Lisa Rotz, CDC associate director for global health and migration, conceded that stopping diseases from spreading via air travel is a huge challenge. Even passengers who know they are sick often board planes rather than postponing plans.
“I would say it’s difficult to prevent completely,” Rotz said, “but there are a lot of things we can do to mitigate.”
For example, health care agencies have performed what she called “enhanced monitoring” during particularly serious outbreaks. In such cases, officials use scanners to detect potentially ill passengers departing from an affected area. Those who show elevated temperatures are then asked more detailed questions about their travel histories and symptoms.
In the years after Southwest Flight 703 to Mitchell, Biedrzycki — the Milwaukee health official — tried to address the shortcomings he’d seen, organizing a dry run of a similar health emergency.
The exercise took place in the spring of 2014. Forty officials from Southwest and Delta, the FBI, the Coast Guard, the Milwaukee County Sheriff’s Office, local hospitals and public health groups and the CDC all took part.
They met in a conference room at the Clarion Hotel near the airport. Biedrzycki and an expert he’d met at previous workshops, David J. Dausey, of Mercyhurst University in Erie, Penn., gave officials a scenario:
A full domestic flight, two hours from Milwaukee, has identified a sick passenger described as having a probable case of deadly Middle East respiratory syndrome coronavirus.
The attendees were given three tasks: first, decide which agencies to notify, what to tell them, and establish an incident command center; second, after the flight has landed, make an initial assessment and develop a response; third, based on what they learned during the exercise, develop a preliminary action plan and recommendations to improve local emergency planning.
As the exercise unfolded, officials ran into familiar problems, including jurisdictional disputes.
“Turf. Oh, God, yes,” said Biedrzycki. "I think a lot of them went in thinking that this (scenario) was a very low probability. Nothing ever happens in Milwaukee.”
Biedrzycki said he would have given the performance a grade of C+.
“I didn’t think it was phenomenal, but it was productive.”
Three years later he held a second exercise. This time the 35 officials who attended were given a “less exotic” disease to deal with: a case of multi-drug resistant tuberculosis on an inbound flight from Los Angeles.
Biedrzycki, who would retire from the Health Department a short time later, noticed a marked improvement the second time around. The airport issued an early alert to the local health department. Agencies did a better job of notifying one another, determining what information to give the public and establishing an emergency operations center at the airport.

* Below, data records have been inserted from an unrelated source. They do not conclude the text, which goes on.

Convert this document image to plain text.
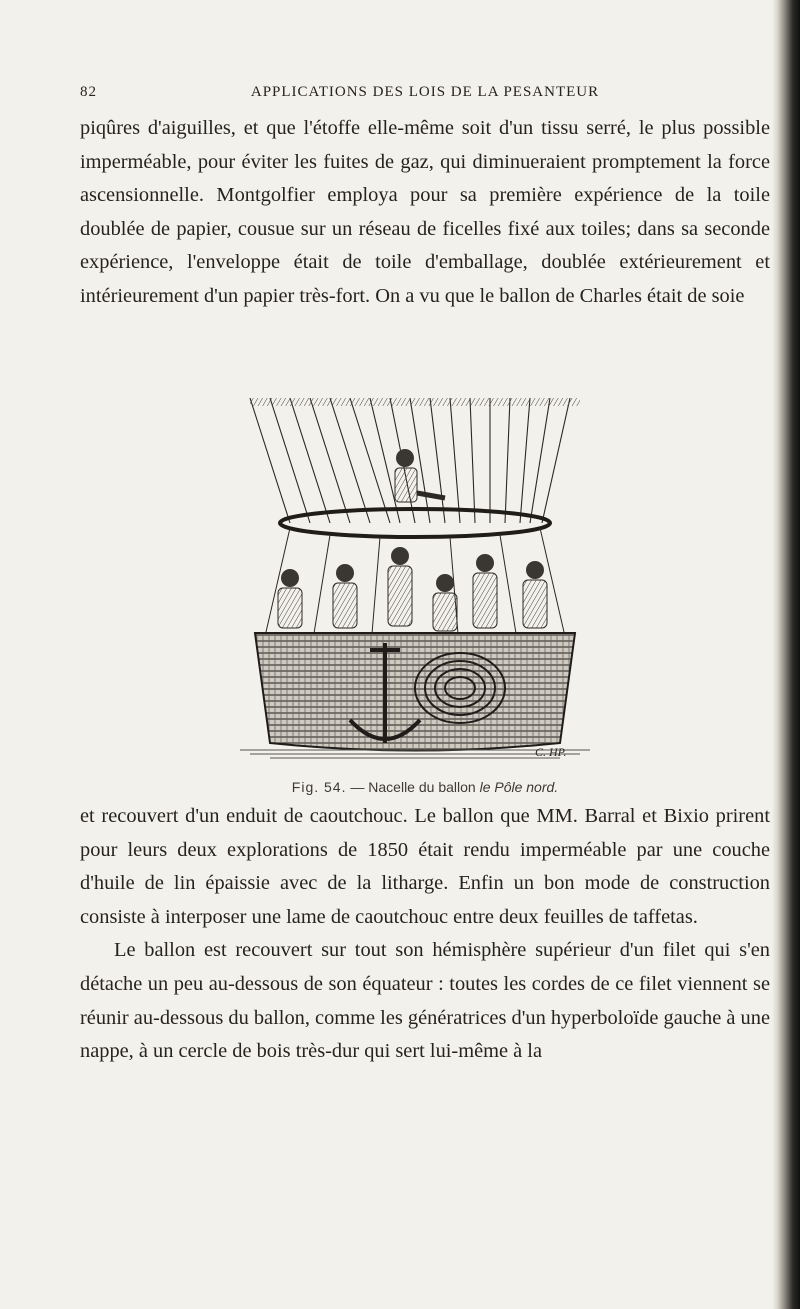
82	APPLICATIONS DES LOIS DE LA PESANTEUR

piqûres d'aiguilles, et que l'étoffe elle-même soit d'un tissu serré, le plus possible imperméable, pour éviter les fuites de gaz, qui diminueraient promptement la force ascensionnelle. Montgolfier employa pour sa première expérience de la toile doublée de papier, cousue sur un réseau de ficelles fixé aux toiles; dans sa seconde expérience, l'enveloppe était de toile d'emballage, doublée extérieurement et intérieurement d'un papier très-fort. On a vu que le ballon de Charles était de soie

C. HP.
Fig. 54. — Nacelle du ballon le Pôle nord.

et recouvert d'un enduit de caoutchouc. Le ballon que MM. Barral et Bixio prirent pour leurs deux explorations de 1850 était rendu imperméable par une couche d'huile de lin épaissie avec de la litharge. Enfin un bon mode de construction consiste à interposer une lame de caoutchouc entre deux feuilles de taffetas.

Le ballon est recouvert sur tout son hémisphère supérieur d'un filet qui s'en détache un peu au-dessous de son équateur : toutes les cordes de ce filet viennent se réunir au-dessous du ballon, comme les génératrices d'un hyperboloïde gauche à une nappe, à un cercle de bois très-dur qui sert lui-même à la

Rotz of the CDC said she does not consider what happened with Flight 703 to be a quarantine, but more of a “temporary pause on movement.”
That the news got out before local health officials learned what was going on, she said was an unfortunate consequence of modern life.
“In this day and age, with cellphones on board, things get ahead of us,” she said.
In 2013, two years after the incident in Milwaukee, US Airways Flight 2846 landed at Phoenix Sky Harbor International Airport, and the pilot announced to passengers: “We’ve been notified of a health emergency aboard the aircraft.”
“As passengers looked nervously at each other, one of the flight attendants approached a middle-aged male passenger, handed him a medical grade mask, and with emergency personnel in tow, escorted him from the plane,” according to an account given to the National Academy of Sciences.
“Another announcement followed a few minutes later informing passengers that the patient had active tuberculosis, was highly contagious and had exposed everyone aboard the flight.”
Then all of the passengers in Phoenix were confronted by a message that the passengers two years earlier in Milwaukee never had to hear.
“Please contact your physicians immediately.”